Figure 3. Kebab localisation dynamically change during mitosis.

S2 cells stably expressing Kebab-GFP and mCherry-α-tubulin were observed under a spinning disc confocal microscope. Bars = 10 µm. (A) Still images of Kebab-GFP localisation at different stages of mitosis are indicated on the left side of B. (B) A kymograph of maximum intensity projection with the long axis of the spindle (X-axis) against time (Y-axis). Arrowhead indicates accumulating kinetochore signals during anaphase. (C) A diagram of the kymograph in B indicating cellular location of signals. (D) Increase of Kebab signal intensity on kinetochores during anaphase. Kebab signal intensities on kinetochores above the background were plotted from late metaphase to the end of anaphase for 5 random cells. The intensity values were normalised against the maximal value in each anaphase.

Figure 4. Kebab has EB1 binding motifs, an atypical CH domain and a coiled-coil region.

(A) A diagram of the Kebab protein structure. (B) Similarity between the CH domains of human Ndc80 (hNdc80), D. melanogaster Ndc80 (dNdc80) and D. melanogaster Kebab (dKebab). The identical residues between two proteins were shown in bold blue letters. The asterisks indicate the residues important for the microtubule binding in human Ndc80. (C) A series of truncations and mutations tested for their localisation. KC and MT indicates the degree of localisation to kinetochores and microtubules. (++) full localisation, (+) weak localisation, (±) a trace of localisation, (−) no localisation. (D) EB1 binding assay of Kebab with mutated SxIP motifs. Radiolabelled proteins were in vitro translated and mixed with beads coupled with MBP and MBP-EB1. Pull-down fractions were run along with the original input (25% of pull-down fractions) and radiolabelled Kebab was detected by autoradiograph. Specific EB1 binding activity by this assay is indicated together with kinetochore or microtubule localisation (KC or MT). (E) Kinetochore localisation of a full-length GFP-Kebab and Kebab with both EB1 binding motifs mutated (ΔIPs). (F) Kinetochore localisation in EB1 depleted cells. Bar = 10 µm.

Figure 5. Kebab is dispensable for mitotic progression and fly viability and fertility.
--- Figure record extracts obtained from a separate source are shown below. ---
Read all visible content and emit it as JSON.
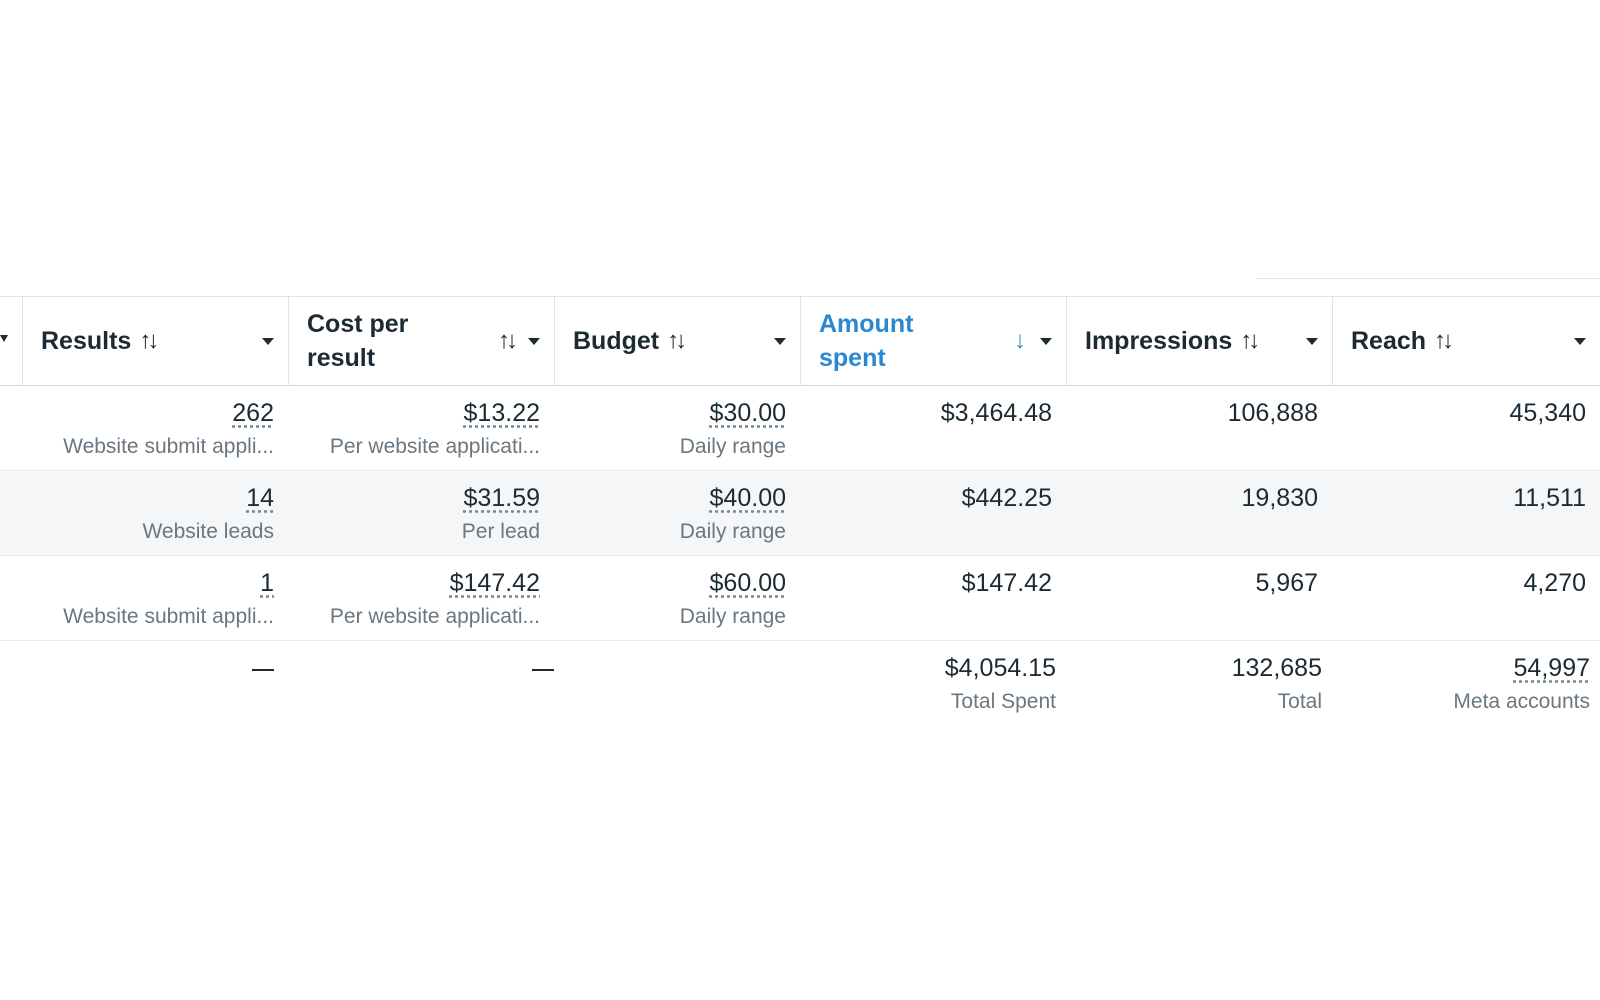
{
  "columns": {
    "results": "Results",
    "cost_per_result": "Cost per result",
    "budget": "Budget",
    "amount_spent": "Amount spent",
    "impressions": "Impressions",
    "reach": "Reach"
  },
  "icons": {
    "sort": "sort-arrows-icon",
    "sort_active": "sort-descending-icon",
    "dropdown": "caret-down-icon"
  },
  "sort_symbols": {
    "both": "↑↓",
    "desc": "↓"
  },
  "rows": [
    {
      "results": "262",
      "results_type": "Website submit appli...",
      "cost_per_result": "$13.22",
      "cost_type": "Per website applicati...",
      "budget": "$30.00",
      "budget_type": "Daily range",
      "amount_spent": "$3,464.48",
      "impressions": "106,888",
      "reach": "45,340"
    },
    {
      "results": "14",
      "results_type": "Website leads",
      "cost_per_result": "$31.59",
      "cost_type": "Per lead",
      "budget": "$40.00",
      "budget_type": "Daily range",
      "amount_spent": "$442.25",
      "impressions": "19,830",
      "reach": "11,511"
    },
    {
      "results": "1",
      "results_type": "Website submit appli...",
      "cost_per_result": "$147.42",
      "cost_type": "Per website applicati...",
      "budget": "$60.00",
      "budget_type": "Daily range",
      "amount_spent": "$147.42",
      "impressions": "5,967",
      "reach": "4,270"
    }
  ],
  "totals": {
    "results": "—",
    "cost_per_result": "—",
    "amount_spent": "$4,054.15",
    "amount_spent_label": "Total Spent",
    "impressions": "132,685",
    "impressions_label": "Total",
    "reach": "54,997",
    "reach_label": "Meta accounts"
  },
  "colors": {
    "text": "#1c2b33",
    "secondary_text": "#6a7781",
    "active_sort": "#2a88d0",
    "alt_row": "#f4f6f8"
  }
}
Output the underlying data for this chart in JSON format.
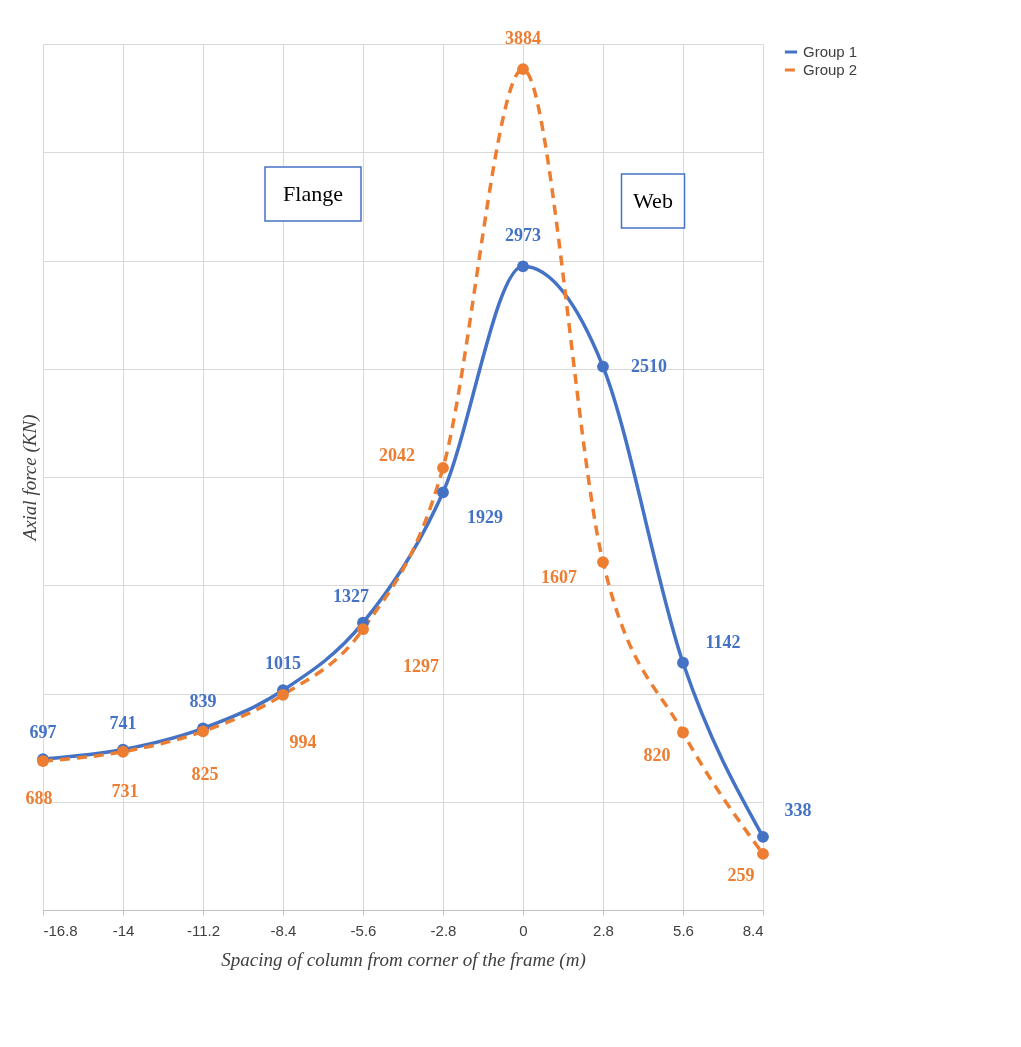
{
  "chart_data": {
    "type": "line",
    "xlabel": "Spacing of column from corner of the frame (m)",
    "ylabel": "Axial force (KN)",
    "x": [
      -16.8,
      -14,
      -11.2,
      -8.4,
      -5.6,
      -2.8,
      0,
      2.8,
      5.6,
      8.4
    ],
    "xlim": [
      -16.8,
      8.4
    ],
    "xticks": [
      -16.8,
      -14,
      -11.2,
      -8.4,
      -5.6,
      -2.8,
      0,
      2.8,
      5.6,
      8.4
    ],
    "ylim": [
      0,
      4000
    ],
    "yticks": [
      {
        "value": 0,
        "label": null
      },
      {
        "value": 500,
        "label": null
      },
      {
        "value": 1000,
        "label": null
      },
      {
        "value": 1500,
        "label": null
      },
      {
        "value": 2000,
        "label": null
      },
      {
        "value": 2500,
        "label": null
      },
      {
        "value": 3000,
        "label": null
      },
      {
        "value": 3500,
        "label": null
      },
      {
        "value": 4000,
        "label": null
      }
    ],
    "tick_labels": "x",
    "grid": true,
    "legend": "right",
    "marker": "circle",
    "data_labels": true,
    "annotations": [
      "Flange",
      "Web"
    ],
    "series": [
      {
        "name": "Group 1",
        "color": "#4472c4",
        "line_style": "solid",
        "values": [
          697,
          741,
          839,
          1015,
          1327,
          1929,
          2973,
          2510,
          1142,
          338
        ]
      },
      {
        "name": "Group 2",
        "color": "#ed7d31",
        "line_style": "dashed",
        "values": [
          688,
          731,
          825,
          994,
          1297,
          2042,
          3884,
          1607,
          820,
          259
        ]
      }
    ]
  }
}
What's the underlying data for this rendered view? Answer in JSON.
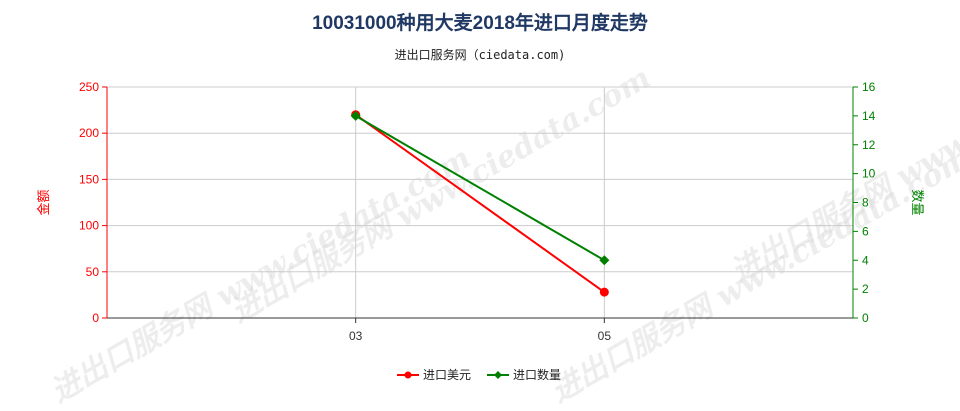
{
  "title": "10031000种用大麦2018年进口月度走势",
  "subtitle": "进出口服务网（ciedata.com)",
  "watermark": "进出口服务网 www.ciedata.com",
  "chart_data": {
    "type": "line",
    "categories": [
      "03",
      "05"
    ],
    "y_left": {
      "label": "金额",
      "ylim": [
        0,
        250
      ],
      "ticks": [
        0,
        50,
        100,
        150,
        200,
        250
      ],
      "color": "#ff0000"
    },
    "y_right": {
      "label": "数量",
      "ylim": [
        0,
        16
      ],
      "ticks": [
        0,
        2,
        4,
        6,
        8,
        10,
        12,
        14,
        16
      ],
      "color": "#008000"
    },
    "series": [
      {
        "name": "进口美元",
        "axis": "left",
        "color": "#ff0000",
        "marker": "circle",
        "values": [
          220,
          28
        ]
      },
      {
        "name": "进口数量",
        "axis": "right",
        "color": "#008000",
        "marker": "diamond",
        "values": [
          14,
          4
        ]
      }
    ],
    "grid": true,
    "legend_position": "bottom"
  }
}
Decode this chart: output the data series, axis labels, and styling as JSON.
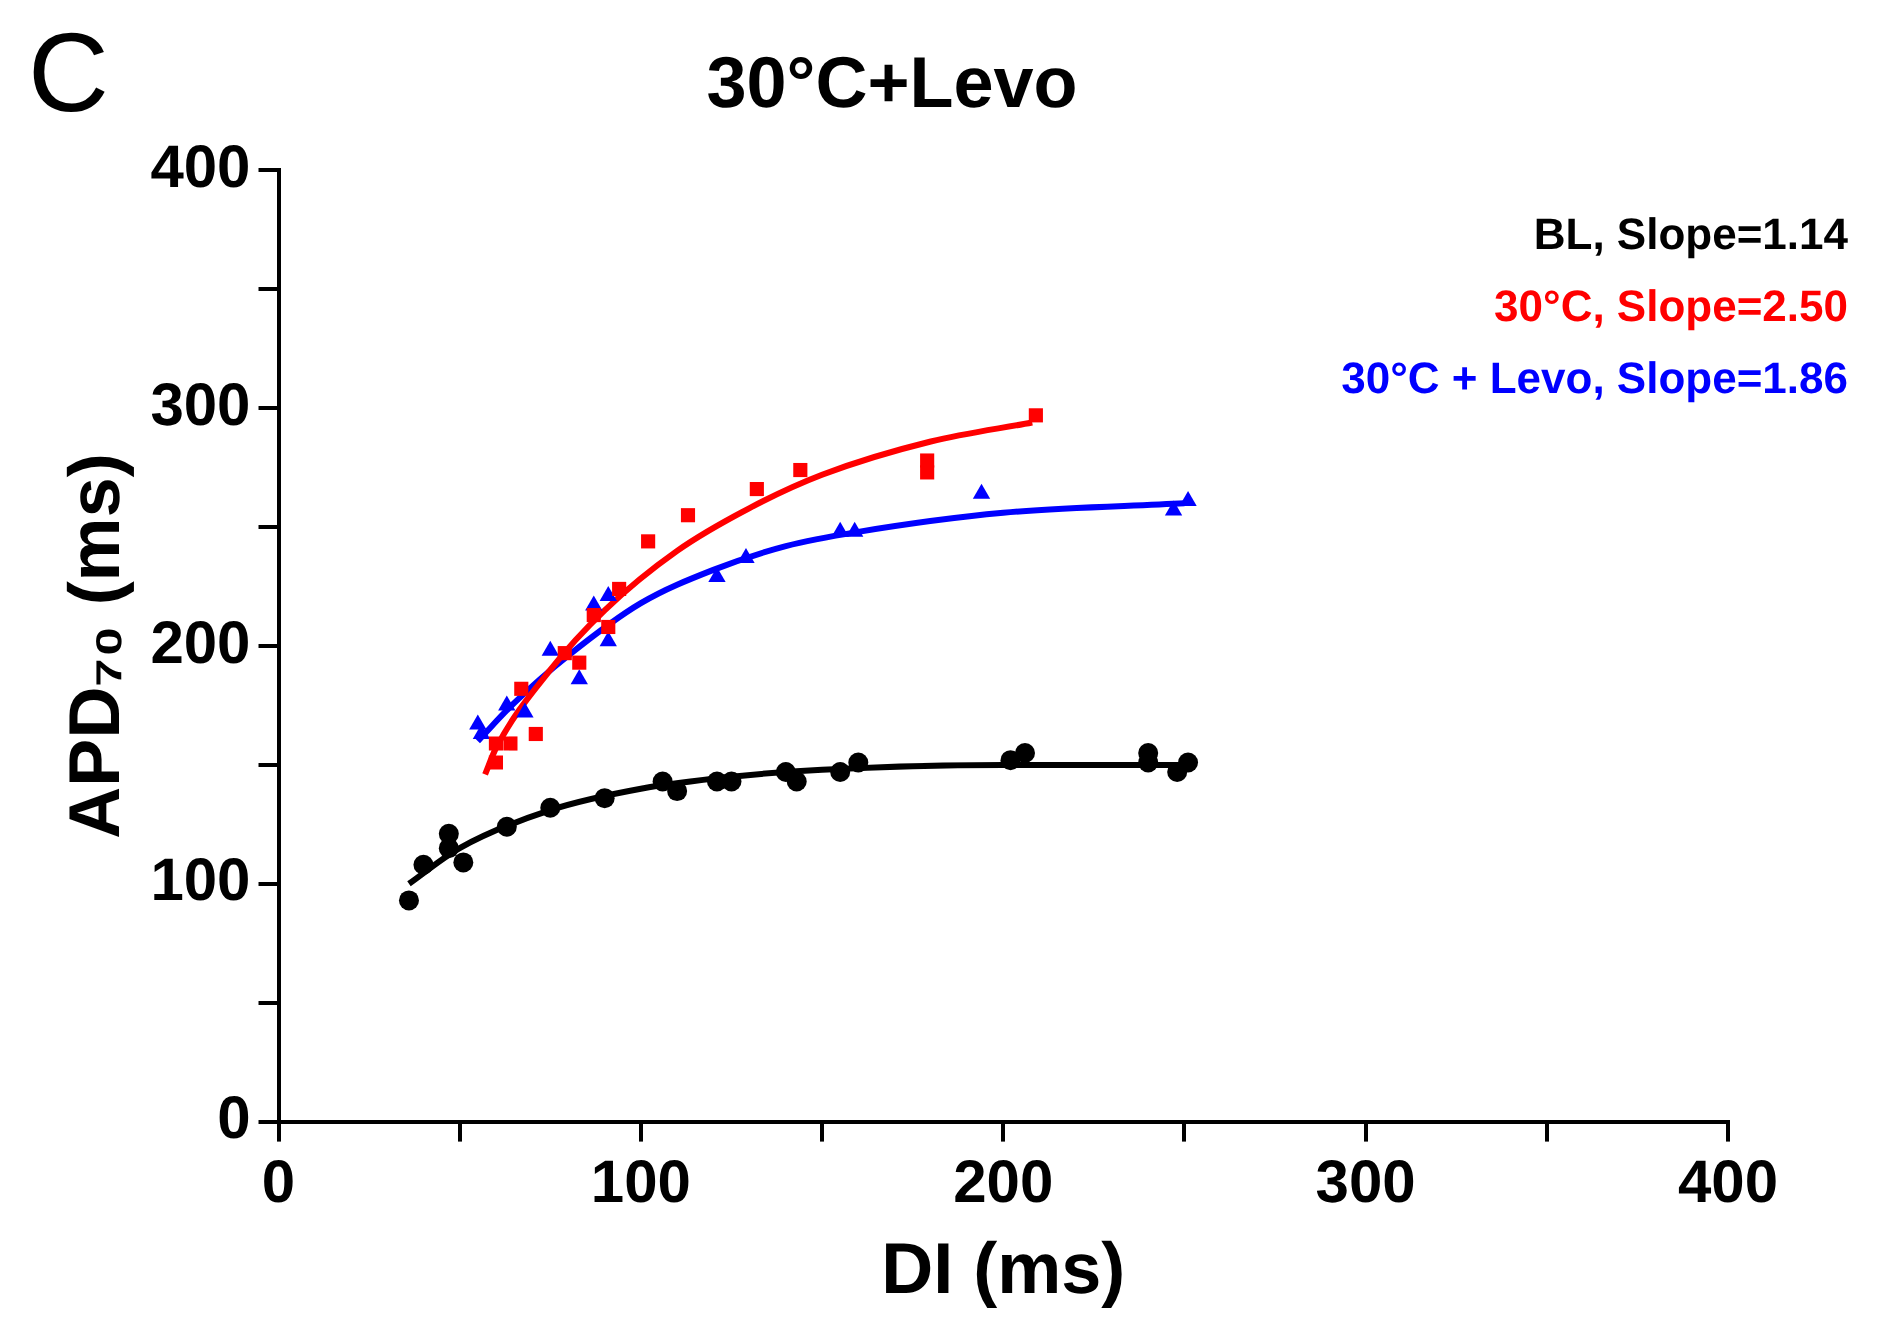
{
  "chart_data": {
    "type": "scatter",
    "title": "30°C+Levo",
    "xlabel": "DI (ms)",
    "ylabel": "APD₇₀ (ms)",
    "annotations": [
      "C"
    ],
    "xlim": [
      0,
      400
    ],
    "xticks": [
      0,
      {
        "value": 50,
        "label": null
      },
      100,
      {
        "value": 150,
        "label": null
      },
      200,
      {
        "value": 250,
        "label": null
      },
      300,
      {
        "value": 350,
        "label": null
      },
      400
    ],
    "ylim": [
      0,
      400
    ],
    "yticks": [
      0,
      {
        "value": 50,
        "label": null
      },
      100,
      {
        "value": 150,
        "label": null
      },
      200,
      {
        "value": 250,
        "label": null
      },
      300,
      {
        "value": 350,
        "label": null
      },
      400
    ],
    "grid": false,
    "legend": "top right",
    "series": [
      {
        "name": "BL, Slope=1.14",
        "color": "#000000",
        "marker": "circle",
        "x": [
          36,
          40,
          47,
          47,
          51,
          63,
          75,
          90,
          106,
          110,
          121,
          125,
          140,
          143,
          155,
          160,
          202,
          206,
          240,
          240,
          248,
          251
        ],
        "values": [
          93,
          108,
          121,
          115,
          109,
          124,
          132,
          136,
          143,
          139,
          143,
          143,
          147,
          143,
          147,
          151,
          152,
          155,
          155,
          151,
          147,
          151
        ]
      },
      {
        "name": "30°C, Slope=2.50",
        "color": "#ff0000",
        "marker": "square",
        "x": [
          60,
          60,
          64,
          71,
          67,
          83,
          79,
          87,
          91,
          94,
          102,
          113,
          132,
          144,
          179,
          179,
          209
        ],
        "values": [
          151,
          159,
          159,
          163,
          182,
          193,
          197,
          213,
          208,
          224,
          244,
          255,
          266,
          274,
          278,
          273,
          297
        ]
      },
      {
        "name": "30°C + Levo, Slope=1.86",
        "color": "#0000ff",
        "marker": "triangle",
        "x": [
          55,
          56,
          63,
          68,
          75,
          83,
          87,
          91,
          91,
          121,
          129,
          155,
          159,
          194,
          247,
          251
        ],
        "values": [
          167,
          163,
          175,
          172,
          198,
          186,
          217,
          221,
          202,
          229,
          237,
          248,
          248,
          264,
          257,
          261
        ]
      },
      {
        "type": "line",
        "color": "#000000",
        "marker": "none",
        "x": [
          36,
          50,
          75,
          100,
          125,
          150,
          200,
          250
        ],
        "values": [
          100,
          115,
          131,
          140,
          145,
          148,
          150,
          150
        ]
      },
      {
        "type": "line",
        "color": "#ff0000",
        "marker": "none",
        "x": [
          57,
          60,
          75,
          90,
          110,
          130,
          150,
          180,
          208
        ],
        "values": [
          146,
          157,
          190,
          215,
          240,
          258,
          272,
          286,
          294
        ]
      },
      {
        "type": "line",
        "color": "#0000ff",
        "marker": "none",
        "x": [
          55,
          65,
          80,
          100,
          120,
          140,
          160,
          200,
          250
        ],
        "values": [
          160,
          176,
          196,
          218,
          232,
          242,
          248,
          256,
          260
        ]
      }
    ]
  }
}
(A) Mitotic index of S2 cells without or after colchicine incubation. S2 cells were subjected to RNAi of kebab and a control. S2 cells were immunostained for phospho-H3 at Serine 10 and DNA. The mitotic index was the proportion of phospho-H3 positive cells. Bars indicate standard deviations. (B) Time from nuclear envelope breakdown to anaphase onset. S2 cells expressing mCherry-RCC1 were subjected to RNAi of kebab and a control, and observed in live cells. (C) The genomic region around kebab. The open boxes, grey boxes and kinked lines indicate non-coding exons, coding exons and introns, respectively. The triangle indicates the position of the P-element insertion in k09932. The parentheses indicate regions deleted in each keb mutant.